On Thursday, Moody’s issued a report on the state of Britain’s economy and issued a warning that Britain’s coveted AAA rating was under threat, writes Ust Oldfield.
The reason Moody’s gave is due to the weakness of growth in 2011 and 2012. On Wednesday the Chancellor, George Osborne, issued the budget for 2011/12. The budget contained a downgrade of the growth forecast. 1.2% growth down from 1.7% for 2011, and 2.5% down from 2.6% for 2012.
So why would Moody’s threaten to downgrade Britain’s credit rating when there is growth, no matter how weak it is, and the deficit is being dealt with?
I suspect it was the concrete announcement of the Green Investment Bank (GIB). The GIB will be founded and funded by the government to the sum of £2bn. There is hope that this will be matched, and exceeded, by private investment with it all being secured by the taxpayer as a way of incentivising investment.
The purpose of the GIB is to supply funding, through loans, to green startups and green infrastructure developments in order to ‘boost’ the green credentials of Britain. The Bank is needed because green projects have traditionally had low rates of return and many have failed to take-off. They are high risk, low yielding investments – unattractive to any investor.
Due to the nature of green investments and how the Bank is being operated and established, the liability to the taxpayer could be a lot larger than the initial £2bn if it fails. This liability, I suspect, is also behind Moody’s warning.

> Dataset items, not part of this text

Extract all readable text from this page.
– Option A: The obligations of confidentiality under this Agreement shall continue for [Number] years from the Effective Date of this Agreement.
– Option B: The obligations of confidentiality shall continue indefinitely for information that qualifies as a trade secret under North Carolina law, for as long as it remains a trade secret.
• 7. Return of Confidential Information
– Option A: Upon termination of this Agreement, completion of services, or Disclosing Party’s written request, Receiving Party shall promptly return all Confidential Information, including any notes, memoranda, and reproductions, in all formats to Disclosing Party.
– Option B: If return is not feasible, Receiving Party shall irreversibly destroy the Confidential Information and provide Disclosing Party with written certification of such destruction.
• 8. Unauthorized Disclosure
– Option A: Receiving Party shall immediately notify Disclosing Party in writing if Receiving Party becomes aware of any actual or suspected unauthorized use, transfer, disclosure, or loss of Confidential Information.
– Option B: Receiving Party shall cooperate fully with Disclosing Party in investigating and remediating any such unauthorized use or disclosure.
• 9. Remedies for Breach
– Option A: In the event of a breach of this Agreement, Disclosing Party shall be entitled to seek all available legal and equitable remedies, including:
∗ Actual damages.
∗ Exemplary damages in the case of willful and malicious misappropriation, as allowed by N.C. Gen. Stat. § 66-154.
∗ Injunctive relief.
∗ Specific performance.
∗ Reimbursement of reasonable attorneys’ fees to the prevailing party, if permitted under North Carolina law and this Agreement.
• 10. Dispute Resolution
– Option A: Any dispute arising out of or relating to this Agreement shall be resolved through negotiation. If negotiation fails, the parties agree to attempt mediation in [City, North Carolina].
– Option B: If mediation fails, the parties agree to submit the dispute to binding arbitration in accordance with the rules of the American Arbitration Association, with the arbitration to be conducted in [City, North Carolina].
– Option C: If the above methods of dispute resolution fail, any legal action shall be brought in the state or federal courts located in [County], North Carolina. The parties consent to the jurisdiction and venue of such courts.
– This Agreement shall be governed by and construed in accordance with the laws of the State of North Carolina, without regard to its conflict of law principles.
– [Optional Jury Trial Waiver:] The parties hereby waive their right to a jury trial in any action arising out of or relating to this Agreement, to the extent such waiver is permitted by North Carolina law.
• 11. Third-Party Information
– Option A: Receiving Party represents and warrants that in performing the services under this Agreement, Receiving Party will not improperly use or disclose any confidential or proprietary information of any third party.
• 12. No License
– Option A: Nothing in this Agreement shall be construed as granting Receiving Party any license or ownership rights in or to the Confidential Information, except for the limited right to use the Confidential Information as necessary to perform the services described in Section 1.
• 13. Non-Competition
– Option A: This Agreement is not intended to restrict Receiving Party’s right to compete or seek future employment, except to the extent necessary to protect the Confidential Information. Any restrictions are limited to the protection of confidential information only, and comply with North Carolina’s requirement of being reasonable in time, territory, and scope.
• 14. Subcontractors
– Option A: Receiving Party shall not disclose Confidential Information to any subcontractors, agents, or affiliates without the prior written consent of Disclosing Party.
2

But is a downgraded debt a risk worth paying to protect the environment?
In short, yes.
The reasoning behind this, despite the high risk involved, is because of the indirect contribution to the economy. If it takes-off, which I am sure it will, the GIB will add to the diversification of the economy, something which has been lacking recently, bring about cheaper energy bills for us all, thus more disposable income, and, eventually, produce energy, skills and manufactured technology for export.